KR: Honestly, I've been trying to improve a lot because I haven't played in so long. The first thing was trying to get my movement back and normal. The second thing was getting my techniques back, my eyes right. I've been working on a lot of different things.
DA: I would say working on being a whole receiver – I'm trying to do everything right. I don't want to be one-dimensional in any way. I want to improve as a blocker, catcher, route-runner, everything.
DF: I want to be stronger, so spending time in the weight room was important for me. I'd also say playing with more of an attitude is important. I think I have the ability and the talent, I wouldn't be here without that, but having that mindset of playing hard and playing vicious, is important, too.
GC: The players had to embrace the new direction we were taking things, and Jimmy T was great trying to put a recipe together where we weren't building things from scratch to make it authentic and tailored to our guys. I'm really most proud of the fact that the whole offense has really embraced the direction that we're going. We haven't had the lecture or cajole or urge people to move forward. That's been readily apparent.
AB: I love the staff. Coach (Jim) Tomsula going from the d-line coach to the head man – just his personality and his charisma, the way interacts with the guys – I don't think it can get any better than that.
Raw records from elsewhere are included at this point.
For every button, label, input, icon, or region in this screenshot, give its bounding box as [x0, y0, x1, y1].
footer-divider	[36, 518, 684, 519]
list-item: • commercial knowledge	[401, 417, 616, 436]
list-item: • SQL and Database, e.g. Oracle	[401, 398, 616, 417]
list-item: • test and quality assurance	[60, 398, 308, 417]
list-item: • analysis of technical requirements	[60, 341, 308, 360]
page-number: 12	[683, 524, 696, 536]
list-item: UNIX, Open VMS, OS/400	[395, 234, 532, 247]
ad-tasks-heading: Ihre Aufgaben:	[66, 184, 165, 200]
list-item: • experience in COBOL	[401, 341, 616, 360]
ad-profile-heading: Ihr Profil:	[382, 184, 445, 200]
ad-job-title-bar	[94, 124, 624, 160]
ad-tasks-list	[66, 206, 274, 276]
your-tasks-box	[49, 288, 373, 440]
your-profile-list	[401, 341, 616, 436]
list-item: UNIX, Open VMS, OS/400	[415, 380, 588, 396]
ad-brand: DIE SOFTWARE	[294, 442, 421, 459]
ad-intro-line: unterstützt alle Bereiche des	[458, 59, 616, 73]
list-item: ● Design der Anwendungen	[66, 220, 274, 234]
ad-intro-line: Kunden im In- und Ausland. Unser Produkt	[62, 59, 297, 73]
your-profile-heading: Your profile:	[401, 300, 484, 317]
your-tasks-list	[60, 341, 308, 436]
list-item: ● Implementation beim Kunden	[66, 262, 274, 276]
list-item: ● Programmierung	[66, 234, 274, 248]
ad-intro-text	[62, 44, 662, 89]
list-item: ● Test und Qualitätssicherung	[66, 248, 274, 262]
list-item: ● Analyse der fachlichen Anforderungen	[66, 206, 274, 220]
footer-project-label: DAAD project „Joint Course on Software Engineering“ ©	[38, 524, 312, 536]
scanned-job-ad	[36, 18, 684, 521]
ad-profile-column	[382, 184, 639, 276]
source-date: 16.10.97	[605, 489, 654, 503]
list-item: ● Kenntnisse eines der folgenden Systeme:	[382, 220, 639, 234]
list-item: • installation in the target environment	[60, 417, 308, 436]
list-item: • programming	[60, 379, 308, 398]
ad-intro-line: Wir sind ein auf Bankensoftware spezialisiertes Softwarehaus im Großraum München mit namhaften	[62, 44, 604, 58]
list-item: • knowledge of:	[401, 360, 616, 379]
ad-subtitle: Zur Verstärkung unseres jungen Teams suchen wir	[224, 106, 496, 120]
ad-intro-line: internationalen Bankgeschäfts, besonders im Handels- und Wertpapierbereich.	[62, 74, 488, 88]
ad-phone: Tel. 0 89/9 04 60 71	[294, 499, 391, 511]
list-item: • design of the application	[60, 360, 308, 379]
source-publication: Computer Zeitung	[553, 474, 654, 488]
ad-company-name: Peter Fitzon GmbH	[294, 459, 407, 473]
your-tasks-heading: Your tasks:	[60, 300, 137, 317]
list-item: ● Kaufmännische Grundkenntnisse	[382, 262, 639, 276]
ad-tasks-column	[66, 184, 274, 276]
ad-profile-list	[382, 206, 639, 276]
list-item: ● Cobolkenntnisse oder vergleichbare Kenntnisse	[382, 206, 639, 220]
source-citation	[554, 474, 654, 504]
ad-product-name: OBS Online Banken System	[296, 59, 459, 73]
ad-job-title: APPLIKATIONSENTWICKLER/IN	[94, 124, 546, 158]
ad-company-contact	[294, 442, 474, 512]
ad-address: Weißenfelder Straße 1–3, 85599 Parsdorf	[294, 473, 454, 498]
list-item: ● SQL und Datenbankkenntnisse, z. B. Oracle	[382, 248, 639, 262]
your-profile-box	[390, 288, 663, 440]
Coming from a player's perspective, when you have a guy that you know that is really loyal to you and wants to see you do well, I just think it bounces back. The guys want to work harder for him, so that's going to be great. Coach (Eric) Mangini is a smart guy. Just sitting in the meeting rooms and listening to him talk and listening to him install the defense; you can just tell how smart he is. And if that rubs off on all guys out there on the playing field, we're going to have a great time making a lot of plays. Coach (Tim) Lewis, having one DB coach in the room coaching the corners and safeties, it's something different but I think he's the guy for it. He played 12 years in the league at the top of the game when he was in the league, so he knows what we're going through and what we're looking at on the field. And he can transfer that knowledge and all the things he went through to the safeties to the corners. So, so far, so good as of right now.
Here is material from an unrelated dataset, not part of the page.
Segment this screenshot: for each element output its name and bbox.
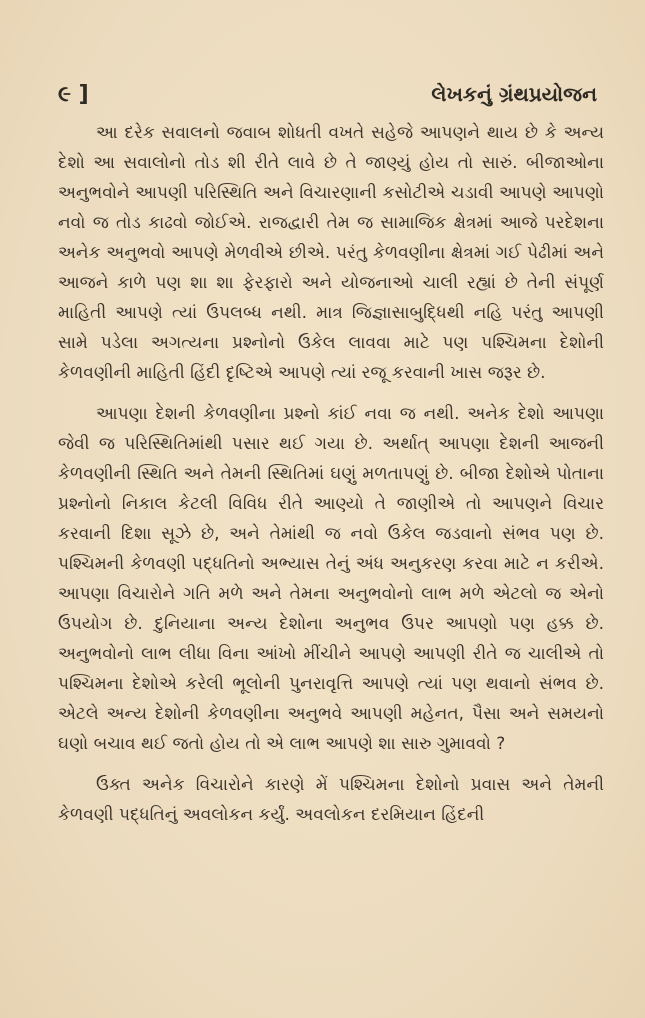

KH:** I think it's been good with the new staff, but the biggest thing I've seen is the team coming together. The running back group came together, and we were pushing each other to get better. I think it was that way with each individual (position) group. We were all doing the same thing. And when we go out there, we try to bring it all as one and try to make it work.
KR: I like them. I think they're player's coaches. They take a lot of input from the players as far as the schedule and the way we do things.
DA: Our coaches are great. Coach Henry, Coach Curry, they're great guys. You can tell they're very intelligent. You can tell they know a lot about what they're doing and they've done their thing for a long time in both the college and professional levels, so it's great to learn knowledge from them.
DF: I like the coaches a lot. They're fun to be around. We have a lot of fun, but we get a lot done. The atmosphere is very business-like, but also being able to laugh and share stories is important. It's been fun. Jimmy T, he's an awesome guy. He loves the players, and we appreciate that. I'm excited to see what happens this year.
GC: You need to be on the field to put everything together. You assemble all these components. You assemble the staff. You have good recommendations from people who have worked with them in the past. Then you work with them collectively, and then ultimately, you go out on the practice field and that's when it comes to life. I've enjoyed watching all of the individual drills. There's some really good teaching going on, and again, we're wired as coaches. We like seeing improvement through the simple, fundamental execution of a practice plan.